On Monday, The Washington Post reported on the opening of the flagship Barbie store in Shanghai, China. Targeted at adults as well as children, the six-story, 35,000 square foot store includes a spa and gourmet restaurant, and sells high-end chocolates and women's clothing.
One irony lies in the fact that many of the new Barbie store's target customers may well have had a hand in making the popular dolls. Mattel has two factories in China: located in Dongguan and Nanhai, the manufacturing centers employ 11,000 workers and produce most of the 100 million Barbies that Mattel sells every year.In a broader sense, the Barbie store is reflective of a bigger trend as China moves from being an economy focused on producing products for the rest of the world to one that also consumes. With a personal savings rate that is more than twice that of their American counterparts, Chinese people simply aren't as carefree about their purchasing habits. This isn't to say, however, that they are not interested in spending: according to a 2008 survey, some 16.8% of Chinese aged 18-34 are currently in the market for a new car (as compared to 16.1% of their American counterparts).
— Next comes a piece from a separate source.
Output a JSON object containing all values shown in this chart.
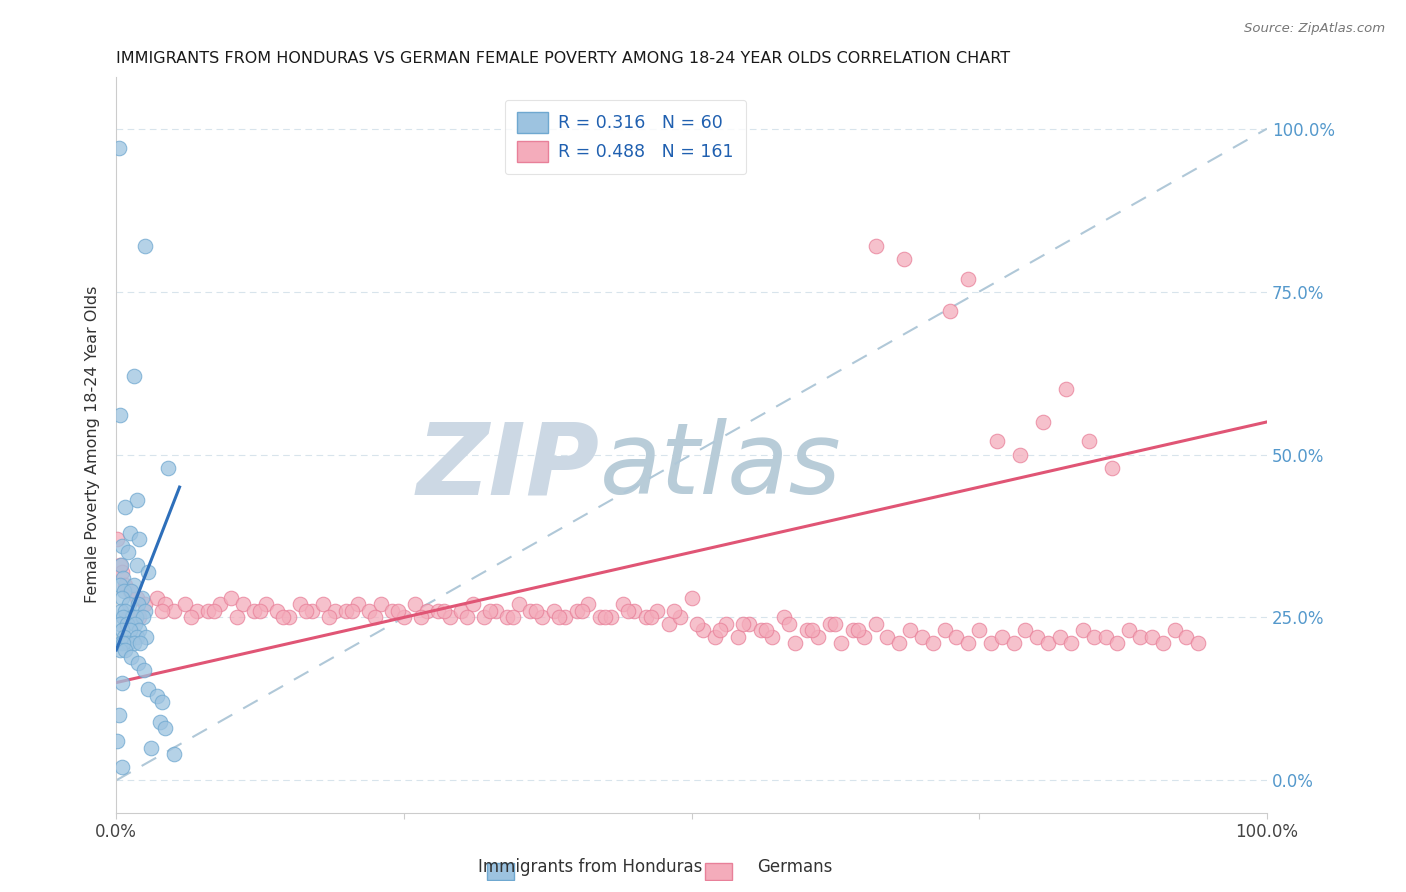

Similarly, almost twice as many young Chinese plan to buy a house, and almost three times as many planned to travel within six months of the survey.
Chinese consumers are also picking up some of the bad habits of their American counterparts. The Barbie store already seems to be a likely site for shop therapy: as one young patron stated, "Wouldn't this be great if this was my home?" This response is not atypical: as a marketing professor at a Shanghai university noted, "Mattel is thinking to rebuild the brand image here as a dream, a paradise not only for little girls but for their mothers, too."
Barbie isn't the only Western company that is looking to the East in search of new customers. New York's iconic Barney's clothing store (now owned by a Dubai firm), is supposedly considering sites for a Chinese outlet, and prestigious New York gallery Pace Wildenstein opened a Beijing location in the summer of 2008. Meanwhile, companies ranging from Estee Lauder to Dove soap are repackaging their wares for what might eventually be an unimaginably large market.
Of course, the very size of that market suggests that it must be developed cautiously. In a story that is disturbingly reminiscent of some of America's most horrifying "Black Friday" atrocities, two shoppers were recently trampled to death in a sales stampede in Chongqing, China. In a similar 2007 incident, three were killed and 31 were injured. As the world's biggest factory starts to transform itself into the world's biggest store, it will be interesting to see how (and if) they learn from America's mistakes.